’Dead’ woman wakes up as her organs are about to be harvested
Source: independent.co.uk

Colleen Burns had been pronounced clinically dead by medical staff following an overdose of Xanax and Benadryl, The Post Standard newspaper reported, and after arriving at the St. Joseph’s Hospital Health Centre in Syracuse was declared a victim of “cardiac death”. Doctors had notified her family and they agreed to switch off her life support machine and donate her organs.
The 41-year-old had in-fact slipped into a deep coma as a result of her drug overdose and her condition had been mis-diagnosed as irreversible brain damage.
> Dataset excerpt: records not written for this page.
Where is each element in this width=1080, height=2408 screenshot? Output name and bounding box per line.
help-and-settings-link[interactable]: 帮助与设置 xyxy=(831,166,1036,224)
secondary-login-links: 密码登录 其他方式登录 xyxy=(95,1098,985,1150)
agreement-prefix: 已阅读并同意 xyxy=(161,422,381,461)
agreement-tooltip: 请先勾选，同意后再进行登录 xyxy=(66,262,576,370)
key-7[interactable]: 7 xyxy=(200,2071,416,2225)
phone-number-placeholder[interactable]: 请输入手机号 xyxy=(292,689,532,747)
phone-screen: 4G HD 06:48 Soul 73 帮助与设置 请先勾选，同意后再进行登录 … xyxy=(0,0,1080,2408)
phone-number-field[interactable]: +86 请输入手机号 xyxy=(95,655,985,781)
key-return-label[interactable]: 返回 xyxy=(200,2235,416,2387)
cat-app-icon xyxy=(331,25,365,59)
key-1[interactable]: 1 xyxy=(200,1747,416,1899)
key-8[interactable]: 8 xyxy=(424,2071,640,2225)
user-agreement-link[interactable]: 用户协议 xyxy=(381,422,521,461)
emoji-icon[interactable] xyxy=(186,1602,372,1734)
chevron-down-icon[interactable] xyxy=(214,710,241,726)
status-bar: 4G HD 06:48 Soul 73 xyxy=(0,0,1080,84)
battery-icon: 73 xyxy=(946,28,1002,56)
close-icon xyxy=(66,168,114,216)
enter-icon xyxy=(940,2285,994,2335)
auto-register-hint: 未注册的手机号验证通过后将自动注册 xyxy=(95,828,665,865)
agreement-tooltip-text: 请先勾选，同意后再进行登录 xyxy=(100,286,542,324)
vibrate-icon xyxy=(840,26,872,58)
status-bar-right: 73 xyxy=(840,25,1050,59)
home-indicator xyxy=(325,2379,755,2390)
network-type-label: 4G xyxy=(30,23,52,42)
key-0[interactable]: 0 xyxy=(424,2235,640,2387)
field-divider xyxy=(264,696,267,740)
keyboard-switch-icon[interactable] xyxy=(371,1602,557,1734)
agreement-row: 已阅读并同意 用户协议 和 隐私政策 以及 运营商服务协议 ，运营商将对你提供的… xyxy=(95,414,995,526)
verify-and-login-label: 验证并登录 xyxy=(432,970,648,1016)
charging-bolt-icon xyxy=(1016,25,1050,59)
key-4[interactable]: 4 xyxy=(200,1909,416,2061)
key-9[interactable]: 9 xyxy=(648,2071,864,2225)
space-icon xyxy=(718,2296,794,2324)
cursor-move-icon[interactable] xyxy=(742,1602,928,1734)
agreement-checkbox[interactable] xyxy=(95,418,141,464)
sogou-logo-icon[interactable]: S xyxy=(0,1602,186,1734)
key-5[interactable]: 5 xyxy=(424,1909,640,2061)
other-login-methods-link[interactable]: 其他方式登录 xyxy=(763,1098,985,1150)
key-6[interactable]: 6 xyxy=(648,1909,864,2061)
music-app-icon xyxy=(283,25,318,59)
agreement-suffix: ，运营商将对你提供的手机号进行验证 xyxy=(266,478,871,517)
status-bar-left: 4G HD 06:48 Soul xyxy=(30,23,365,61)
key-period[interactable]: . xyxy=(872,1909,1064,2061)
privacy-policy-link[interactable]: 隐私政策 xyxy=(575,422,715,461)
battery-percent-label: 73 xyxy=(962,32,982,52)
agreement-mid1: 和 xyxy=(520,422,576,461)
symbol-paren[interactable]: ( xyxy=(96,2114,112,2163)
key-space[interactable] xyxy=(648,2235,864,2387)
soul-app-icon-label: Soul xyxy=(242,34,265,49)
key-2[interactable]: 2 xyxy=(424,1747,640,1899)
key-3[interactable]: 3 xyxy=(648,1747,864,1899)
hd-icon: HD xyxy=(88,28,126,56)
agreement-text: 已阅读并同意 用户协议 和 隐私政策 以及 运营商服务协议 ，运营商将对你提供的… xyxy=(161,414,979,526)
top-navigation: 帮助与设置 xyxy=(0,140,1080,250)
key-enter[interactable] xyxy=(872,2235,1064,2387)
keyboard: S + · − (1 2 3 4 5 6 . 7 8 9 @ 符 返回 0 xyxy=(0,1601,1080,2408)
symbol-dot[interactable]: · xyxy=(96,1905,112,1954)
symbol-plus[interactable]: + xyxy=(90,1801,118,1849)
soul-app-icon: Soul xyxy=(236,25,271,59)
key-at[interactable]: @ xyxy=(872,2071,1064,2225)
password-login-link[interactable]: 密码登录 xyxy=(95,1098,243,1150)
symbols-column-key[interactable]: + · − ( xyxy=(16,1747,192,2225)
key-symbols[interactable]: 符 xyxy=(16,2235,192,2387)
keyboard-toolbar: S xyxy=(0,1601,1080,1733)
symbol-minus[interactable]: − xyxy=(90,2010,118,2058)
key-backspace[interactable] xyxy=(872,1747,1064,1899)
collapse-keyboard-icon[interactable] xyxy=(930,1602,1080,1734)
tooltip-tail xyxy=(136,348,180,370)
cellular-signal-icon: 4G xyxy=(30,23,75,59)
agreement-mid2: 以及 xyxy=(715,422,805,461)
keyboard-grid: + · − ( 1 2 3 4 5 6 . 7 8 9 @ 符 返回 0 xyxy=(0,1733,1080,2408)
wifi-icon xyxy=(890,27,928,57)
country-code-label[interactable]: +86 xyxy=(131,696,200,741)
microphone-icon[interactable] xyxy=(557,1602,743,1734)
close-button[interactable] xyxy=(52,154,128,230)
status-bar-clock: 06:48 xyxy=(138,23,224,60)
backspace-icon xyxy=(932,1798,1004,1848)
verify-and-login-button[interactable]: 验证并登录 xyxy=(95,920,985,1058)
When Ms Burns was wheeled into surgery where her organs would be removed for transplants, her eyes opened in response to the bright lights in the operating theatre, causing doctors to immediately call off the procedure. The mother-of-three was discharged from hospital two weeks later.
According to Ms Burns mother Lucille Kuss, not only were medical staff at the hospital unaware that she was alive and demonstrating signs of brain activity, but doctors never explained exactly what had lead them to incorrectly believe her daughter had died. "They were just kind of shocked themselves," she said. "It came as a surprise to them as well."
The family did not sue and the hospital was charged just $6,000 by the State Department in September 2012. They were also ordered to hire a consulting neurologist to teach staff how to accurately diagnose brain death, as a nurse had performed a reflex test on her feet before the procedure by scraping a finger across the bottom of her foot. The toes allegedly curled downwards.
According to the paper, Dr Charles Wetli, a New Jersey based forensic pathologist said that Ms Burns reactions should have immediately suggested that she was alive and responsive. "Dead people don’t curl their toes”, he said. “And they don’t fight against the respirator and want to breathe on their own."